今後も、日本食物繊維学会は、引き続き最前線の情報を発信していく意気込みを示しました。
《講演者プロフィール》
バーバラ・シュニーマン (カリフォルニア大学 デイビス校名誉教授)
カリフォルニア大学デイビス校名誉教授。FDA(食品医薬品局)の栄養・機能性表示・サプリメント部の部長を暦任。栄養学領域の研究教育に注力。栄養ガイドライン専門委員会、米国科学アカデミー、米国農務省、国連食糧農業機関、世界保健機構などで委員活動を行ってきた。食品・栄養分野における政策策定での功績が大きい。
円谷陽一 (埼玉大学 理工学研究科教授)
埼玉大学理工学部卒業。大阪市立大学大学院にて博士課程修了(学術博士)。アルバート・アインシュタイン医科大学研究員などを経て、2000年より現職。高等植物の細胞壁を構成する多糖や糖タンパク質の性質、これらの生理機能について研究。埼玉県の地域ブランド創出と地域振興を目指し、大麦の粉を用いた麺やパンの開発にも取り組んできた。
青江誠一郎 (大妻女子大学 家政学部教授)
千葉大学大学院自然科学研究科博士課程修了。雪印乳業技術研究所を経て2007年より現職。専門は栄養化学。食物繊維の機能性、消化管機能、脂質栄養、メタボリックシンドロームなど研究。2010年日本食物繊維学会・学会賞を受賞。穀類の食物繊維研究をけん引してきた第一人者。今回の、本学会学術集会の会長を務める。

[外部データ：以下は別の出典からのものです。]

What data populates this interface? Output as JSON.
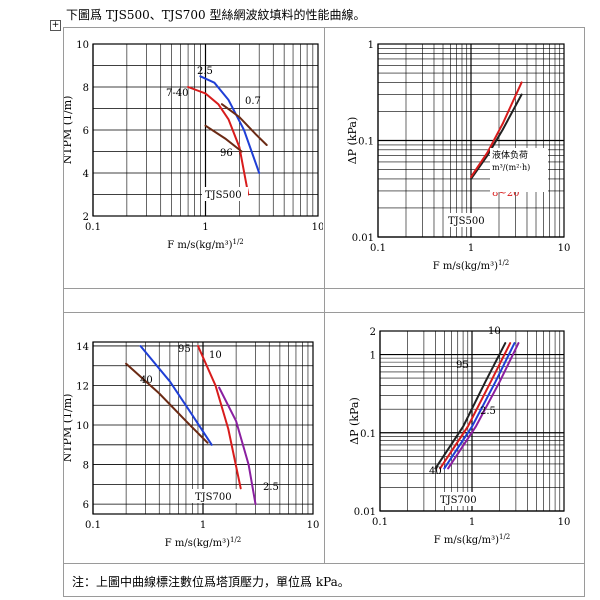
{
  "heading": "下圖爲 TJS500、TJS700 型絲網波紋填料的性能曲線。",
  "expand_icon": "plus-box-icon",
  "note": "注：上圖中曲線標注數位爲塔頂壓力，單位爲 kPa。",
  "chart_data": [
    {
      "type": "line",
      "model": "TJS500",
      "xlabel": "F    m/s(kg/m³)^1/2",
      "ylabel": "NTPM  (1/m)",
      "xscale": "log",
      "xlim": [
        0.1,
        10
      ],
      "xticks": [
        "0.1",
        "1",
        "10"
      ],
      "yscale": "linear",
      "ylim": [
        2,
        10
      ],
      "yticks": [
        "2",
        "4",
        "6",
        "8",
        "10"
      ],
      "grid": true,
      "series": [
        {
          "name": "2.5",
          "color": "#1f3fd6",
          "x": [
            0.9,
            1.2,
            1.6,
            2.2,
            3.0
          ],
          "y": [
            8.5,
            8.2,
            7.4,
            6.0,
            4.0
          ]
        },
        {
          "name": "7-40",
          "color": "#d81c1c",
          "x": [
            0.7,
            1.0,
            1.3,
            1.6,
            2.0,
            2.4
          ],
          "y": [
            8.0,
            7.7,
            7.2,
            6.5,
            5.2,
            3.0
          ]
        },
        {
          "name": "0.7",
          "color": "#6b2a14",
          "x": [
            1.4,
            2.0,
            2.8,
            3.5
          ],
          "y": [
            7.2,
            6.6,
            5.8,
            5.3
          ]
        },
        {
          "name": "96",
          "color": "#6b2a14",
          "x": [
            1.0,
            1.5,
            2.1
          ],
          "y": [
            6.2,
            5.6,
            5.0
          ]
        }
      ],
      "annotations": [
        "TJS500"
      ]
    },
    {
      "type": "line",
      "model": "TJS500",
      "xlabel": "F    m/s(kg/m³)^1/2",
      "ylabel": "ΔP  (kPa)",
      "xscale": "log",
      "xlim": [
        0.1,
        10
      ],
      "xticks": [
        "0.1",
        "1",
        "10"
      ],
      "yscale": "log",
      "ylim": [
        0.01,
        1
      ],
      "yticks": [
        "0.01",
        "0.1",
        "1"
      ],
      "grid": true,
      "series": [
        {
          "name": "1~8",
          "color": "#222222",
          "x": [
            1.0,
            1.5,
            2.2,
            3.5
          ],
          "y": [
            0.04,
            0.07,
            0.13,
            0.3
          ]
        },
        {
          "name": "8~20",
          "color": "#d81c1c",
          "x": [
            1.0,
            1.5,
            2.2,
            3.5
          ],
          "y": [
            0.042,
            0.075,
            0.15,
            0.4
          ]
        }
      ],
      "legend_title": "液体负荷",
      "legend_unit": "m³/(m²·h)",
      "annotations": [
        "TJS500"
      ]
    },
    {
      "type": "line",
      "model": "TJS700",
      "xlabel": "F    m/s(kg/m³)^1/2",
      "ylabel": "NTPM  (1/m)",
      "xscale": "log",
      "xlim": [
        0.1,
        10
      ],
      "xticks": [
        "0.1",
        "1",
        "10"
      ],
      "yscale": "linear",
      "ylim": [
        5.5,
        14.2
      ],
      "yticks": [
        "6",
        "8",
        "10",
        "12",
        "14"
      ],
      "grid": true,
      "series": [
        {
          "name": "95",
          "color": "#6b2a14",
          "x": [
            0.2,
            0.4,
            0.7,
            1.1
          ],
          "y": [
            13.1,
            11.6,
            10.2,
            9.1
          ]
        },
        {
          "name": "40",
          "color": "#1f3fd6",
          "x": [
            0.27,
            0.5,
            0.8,
            1.2
          ],
          "y": [
            14.0,
            12.2,
            10.5,
            9.0
          ]
        },
        {
          "name": "10",
          "color": "#d81c1c",
          "x": [
            0.9,
            1.3,
            1.7,
            2.2
          ],
          "y": [
            14.0,
            12.0,
            9.8,
            6.8
          ]
        },
        {
          "name": "2.5",
          "color": "#8a1fa0",
          "x": [
            1.4,
            2.0,
            2.6,
            3.0
          ],
          "y": [
            11.9,
            10.2,
            8.0,
            6.0
          ]
        }
      ],
      "annotations": [
        "TJS700"
      ]
    },
    {
      "type": "line",
      "model": "TJS700",
      "xlabel": "F    m/s(kg/m³)^1/2",
      "ylabel": "ΔP  (kPa)",
      "xscale": "log",
      "xlim": [
        0.1,
        10
      ],
      "xticks": [
        "0.1",
        "1",
        "10"
      ],
      "yscale": "log",
      "ylim": [
        0.01,
        2
      ],
      "yticks": [
        "0.01",
        "0.1",
        "1",
        "2"
      ],
      "grid": true,
      "series": [
        {
          "name": "10",
          "color": "#222222",
          "x": [
            0.4,
            0.8,
            1.4,
            2.3
          ],
          "y": [
            0.035,
            0.12,
            0.45,
            1.4
          ]
        },
        {
          "name": "95",
          "color": "#d81c1c",
          "x": [
            0.45,
            0.9,
            1.6,
            2.6
          ],
          "y": [
            0.035,
            0.12,
            0.45,
            1.4
          ]
        },
        {
          "name": "40",
          "color": "#1f3fd6",
          "x": [
            0.5,
            1.0,
            1.8,
            2.9
          ],
          "y": [
            0.035,
            0.12,
            0.45,
            1.4
          ]
        },
        {
          "name": "2.5",
          "color": "#8a1fa0",
          "x": [
            0.55,
            1.1,
            2.0,
            3.2
          ],
          "y": [
            0.035,
            0.12,
            0.45,
            1.4
          ]
        }
      ],
      "annotations": [
        "TJS700"
      ]
    }
  ]
}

インゲル・ビヨルク (スウェーデンルンド大学 機能食品科学センター センター長)
スウェーデン抗糖尿病食品センターの部長(managing director)も兼任。食材の選択や加工・処理法の違い、摂取のタイミングが血糖調整や代謝、食欲に与える影響について研究。スウェーデン王立科学アカデミーの食品・栄養グループ、国際炭水化物品質コンソーシアム、ILSI(国際生命科学研究機構)などの委員会のメンバーも務める。